# Personal Finance Software for Mexico & US expenses



## gemdomer (Sep 14, 2011)

Does anyone have experience with a good personal finance software that allows you to track bank accounts, income, expenses, etc in both USD and MXN? My job pays me in pesos but my husband gets paid in dollars.

If it does business finance as well that would be a bonus.


----------



## rckrckr (Jan 12, 2010)

I don't know if it has all the features you need, but Quicken can track in many currencies, including MXN - just indicate in the set up of each account which currency you want.


----------



## TundraGreen (Jul 15, 2010)

gemdomer said:


> Does anyone have experience with a good personal finance software that allows you to track bank accounts, income, expenses, etc in both USD and MXN? My job pays me in pesos but my husband gets paid in dollars.
> 
> If it does business finance as well that would be a bonus.

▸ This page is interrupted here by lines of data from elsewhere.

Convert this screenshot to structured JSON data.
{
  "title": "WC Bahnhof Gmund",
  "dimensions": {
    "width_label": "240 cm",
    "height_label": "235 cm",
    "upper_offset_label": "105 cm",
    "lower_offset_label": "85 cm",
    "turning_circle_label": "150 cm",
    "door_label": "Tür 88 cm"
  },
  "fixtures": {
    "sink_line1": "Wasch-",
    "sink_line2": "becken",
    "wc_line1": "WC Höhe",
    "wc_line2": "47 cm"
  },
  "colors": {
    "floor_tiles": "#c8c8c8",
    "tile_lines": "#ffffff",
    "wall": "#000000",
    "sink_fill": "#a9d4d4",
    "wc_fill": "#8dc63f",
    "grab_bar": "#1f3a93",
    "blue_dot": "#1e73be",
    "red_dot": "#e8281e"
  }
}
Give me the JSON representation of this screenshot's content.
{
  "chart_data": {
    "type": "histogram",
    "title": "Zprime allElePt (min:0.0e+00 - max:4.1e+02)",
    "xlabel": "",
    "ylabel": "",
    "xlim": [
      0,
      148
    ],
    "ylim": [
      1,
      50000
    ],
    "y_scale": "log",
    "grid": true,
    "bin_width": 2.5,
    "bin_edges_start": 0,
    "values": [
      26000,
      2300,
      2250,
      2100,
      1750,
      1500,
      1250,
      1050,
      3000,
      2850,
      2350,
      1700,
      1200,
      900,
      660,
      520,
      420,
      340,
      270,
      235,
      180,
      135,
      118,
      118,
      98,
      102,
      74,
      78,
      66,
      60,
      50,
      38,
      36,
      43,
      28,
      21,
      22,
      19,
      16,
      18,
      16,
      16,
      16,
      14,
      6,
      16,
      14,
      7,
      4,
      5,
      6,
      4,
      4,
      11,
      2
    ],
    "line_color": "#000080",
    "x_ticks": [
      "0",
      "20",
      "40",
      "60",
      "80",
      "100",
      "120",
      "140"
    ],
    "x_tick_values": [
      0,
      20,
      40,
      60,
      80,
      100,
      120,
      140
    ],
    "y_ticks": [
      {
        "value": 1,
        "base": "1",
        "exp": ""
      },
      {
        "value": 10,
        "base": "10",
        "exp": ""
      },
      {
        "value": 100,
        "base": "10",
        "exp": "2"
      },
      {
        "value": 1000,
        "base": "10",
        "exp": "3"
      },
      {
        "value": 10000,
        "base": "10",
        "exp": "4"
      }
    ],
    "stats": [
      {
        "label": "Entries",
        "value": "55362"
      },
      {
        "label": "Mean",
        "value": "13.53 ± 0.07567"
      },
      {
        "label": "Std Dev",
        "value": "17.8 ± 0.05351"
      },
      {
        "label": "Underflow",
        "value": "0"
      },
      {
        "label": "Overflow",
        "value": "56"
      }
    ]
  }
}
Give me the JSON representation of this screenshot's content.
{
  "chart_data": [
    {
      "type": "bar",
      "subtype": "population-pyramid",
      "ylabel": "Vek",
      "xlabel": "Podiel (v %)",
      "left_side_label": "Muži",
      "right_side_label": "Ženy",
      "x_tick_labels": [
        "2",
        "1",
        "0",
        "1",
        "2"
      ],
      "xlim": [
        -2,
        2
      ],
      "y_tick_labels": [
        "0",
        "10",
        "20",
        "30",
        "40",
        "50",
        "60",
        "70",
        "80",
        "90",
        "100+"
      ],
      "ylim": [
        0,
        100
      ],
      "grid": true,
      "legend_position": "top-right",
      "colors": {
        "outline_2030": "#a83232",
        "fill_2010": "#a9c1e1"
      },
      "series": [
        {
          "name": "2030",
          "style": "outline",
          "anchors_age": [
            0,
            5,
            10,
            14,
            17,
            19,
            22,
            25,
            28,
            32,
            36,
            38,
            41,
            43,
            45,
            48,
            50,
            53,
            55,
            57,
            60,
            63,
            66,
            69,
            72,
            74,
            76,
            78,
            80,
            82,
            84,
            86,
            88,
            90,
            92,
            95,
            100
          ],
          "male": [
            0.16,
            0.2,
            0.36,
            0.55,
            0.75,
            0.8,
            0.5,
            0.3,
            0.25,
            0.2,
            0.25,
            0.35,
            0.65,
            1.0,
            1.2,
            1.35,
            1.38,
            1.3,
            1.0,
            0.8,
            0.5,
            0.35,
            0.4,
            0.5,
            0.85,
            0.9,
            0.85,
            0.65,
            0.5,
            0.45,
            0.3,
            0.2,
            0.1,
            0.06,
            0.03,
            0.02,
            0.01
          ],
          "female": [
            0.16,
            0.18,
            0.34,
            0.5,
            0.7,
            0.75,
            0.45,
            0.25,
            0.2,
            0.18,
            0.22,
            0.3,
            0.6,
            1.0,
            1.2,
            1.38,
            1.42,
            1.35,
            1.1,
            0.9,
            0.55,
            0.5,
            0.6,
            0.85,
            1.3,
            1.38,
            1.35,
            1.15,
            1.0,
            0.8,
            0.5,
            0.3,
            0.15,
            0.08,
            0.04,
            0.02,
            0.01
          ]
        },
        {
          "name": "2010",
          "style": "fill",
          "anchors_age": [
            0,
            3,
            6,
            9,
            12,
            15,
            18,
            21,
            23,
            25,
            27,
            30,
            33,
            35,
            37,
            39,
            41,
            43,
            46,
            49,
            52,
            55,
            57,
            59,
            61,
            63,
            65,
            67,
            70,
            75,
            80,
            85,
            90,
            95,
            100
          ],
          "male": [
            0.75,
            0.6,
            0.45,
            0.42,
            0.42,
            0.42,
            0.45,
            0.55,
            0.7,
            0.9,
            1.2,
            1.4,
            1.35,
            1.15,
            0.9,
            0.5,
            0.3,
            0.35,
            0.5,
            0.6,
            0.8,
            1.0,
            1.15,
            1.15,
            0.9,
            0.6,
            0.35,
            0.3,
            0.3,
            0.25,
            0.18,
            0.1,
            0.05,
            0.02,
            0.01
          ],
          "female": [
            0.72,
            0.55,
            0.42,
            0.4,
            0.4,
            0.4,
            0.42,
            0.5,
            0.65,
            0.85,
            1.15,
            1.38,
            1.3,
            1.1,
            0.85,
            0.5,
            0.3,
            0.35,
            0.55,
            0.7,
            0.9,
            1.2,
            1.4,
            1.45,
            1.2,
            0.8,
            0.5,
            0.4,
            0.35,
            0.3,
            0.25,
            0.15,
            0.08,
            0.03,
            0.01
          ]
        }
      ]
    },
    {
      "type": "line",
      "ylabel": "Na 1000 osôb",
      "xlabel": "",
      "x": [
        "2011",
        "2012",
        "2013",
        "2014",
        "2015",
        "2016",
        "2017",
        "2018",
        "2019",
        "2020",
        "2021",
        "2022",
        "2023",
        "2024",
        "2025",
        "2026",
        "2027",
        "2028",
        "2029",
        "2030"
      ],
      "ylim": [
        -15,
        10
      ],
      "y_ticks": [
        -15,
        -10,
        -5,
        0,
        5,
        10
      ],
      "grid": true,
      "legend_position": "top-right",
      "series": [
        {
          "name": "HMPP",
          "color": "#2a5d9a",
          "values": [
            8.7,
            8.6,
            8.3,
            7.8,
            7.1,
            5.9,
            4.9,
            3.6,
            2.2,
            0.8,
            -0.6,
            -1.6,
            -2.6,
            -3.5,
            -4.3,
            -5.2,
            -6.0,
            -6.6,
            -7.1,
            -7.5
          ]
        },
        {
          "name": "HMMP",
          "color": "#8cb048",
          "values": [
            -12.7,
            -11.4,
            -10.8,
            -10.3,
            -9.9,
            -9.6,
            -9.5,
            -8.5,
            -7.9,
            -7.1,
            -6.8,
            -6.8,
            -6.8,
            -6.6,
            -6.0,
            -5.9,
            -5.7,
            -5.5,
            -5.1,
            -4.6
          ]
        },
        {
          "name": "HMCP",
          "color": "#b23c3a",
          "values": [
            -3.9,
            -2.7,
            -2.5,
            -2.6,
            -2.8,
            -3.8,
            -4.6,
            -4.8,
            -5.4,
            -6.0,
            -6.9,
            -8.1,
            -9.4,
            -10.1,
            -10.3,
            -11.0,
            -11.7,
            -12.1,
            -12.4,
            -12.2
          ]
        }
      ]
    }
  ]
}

I use GnuCash. It is a free, open source software. It comes in Windows, Mac OS X, and Linux versions. It handles multiple currencies very easily. I have two peso accounts and multiple dollar accounts and it all works really well. I switched from Quicken which would not handle multiple currencies at all (at least in the Macversion it wouldn't). I like GnuCash a lot better. It is fully double entry. It was easy to learn to use mostly. The currency conversion is handled with "Price Editor" that keeps a record of the fluctuating value of a currency. Stock or fund prices are handled with the same editor.


----------



## pappabee (Jun 22, 2010)

Quicken is not a good accounting program, it is a very good money management program. To be considered an accounting program it must be a double entry system. As we have more and more international banking you will find more and more accounting programs that will do the job.

FYI, one of the first places that new programs arrive is in the shareware or freeware market. Shareware.com; tucows.com and zdnet.com have some of the best choices.


----------